Many properties are coming of age and by that I mean associations. Associations have been around for 40 or so years but did not become the gold standard until 30 odd years ago. Many are now facing large bills for re-roofing, re-siding, foundation work, re-plumbing including deteriorating sewer lines, repainting, older electrical systems, out of date lighting and one of the most overlooked outgrown landscaping. One of the tools that Pilot uses is its expectation list, a simple tool in which the board suggests their priorities for the forthcoming year or two. Planning is the key. Each item of the reserve study should be carefully viewed to see when it needs next be replaced and secondly are the funds in place now to pay for its replacement. The answer to the second question is often “not yet”. Boards of directors tend without guidance, to look no further than one year when they do their annual budget, knowing perhaps that each of the directors may well not be there in the future, they tend not to think long term. Even a 5 year plan will be much more effective in bringing to light glaring gaps in finances.

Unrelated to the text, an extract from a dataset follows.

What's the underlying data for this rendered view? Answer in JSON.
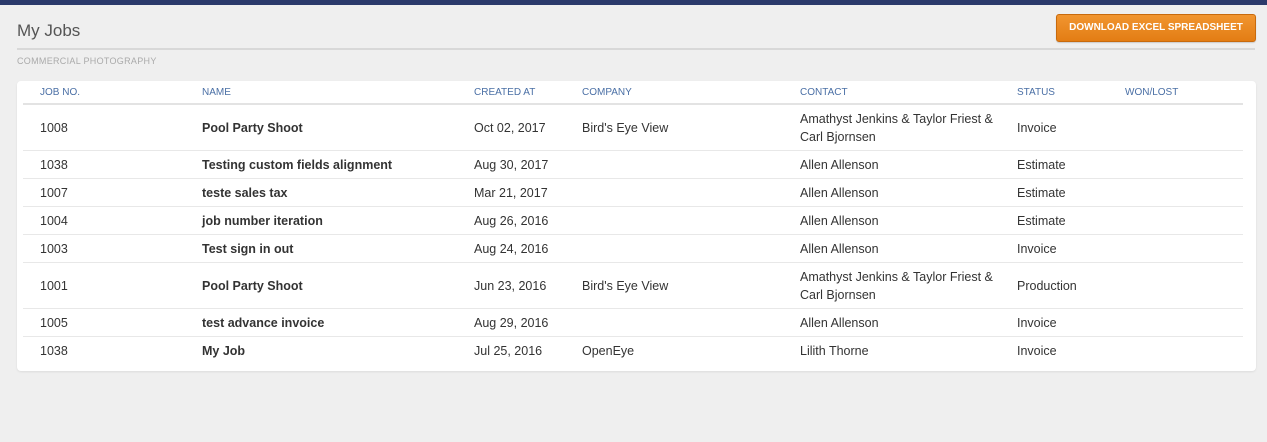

The first step then is to identify those items in the capital budget that need replacement, their approximate cost and the method to be used to fund that cost. That means prioritizing the work, getting approximate bids for costs from favored vendors who are asked to provide just a rough estimate of costs not a formal bid as the work is not going to be scheduled for the time being.
Sadly most associations do not have the capital saved to fund all the replacements coming up, and so seek special assessments every time money is needed. Loans from banks are becoming more and more popular but all they really do in addition to provide jobs at the bank is load on an interest charge and an up front fee to the overall cost. That’s not to say that a loan is not actually the best method of funding a time sensitive repair or replacement rather than waiting for funds to accumulate from dues, while the condition of the item continues to deteriorate. I have always believed disclosure, in sharing this information with the membership so that everyone is aware of the future and no-one is surprised to learn how the association is planning to pay for replacement.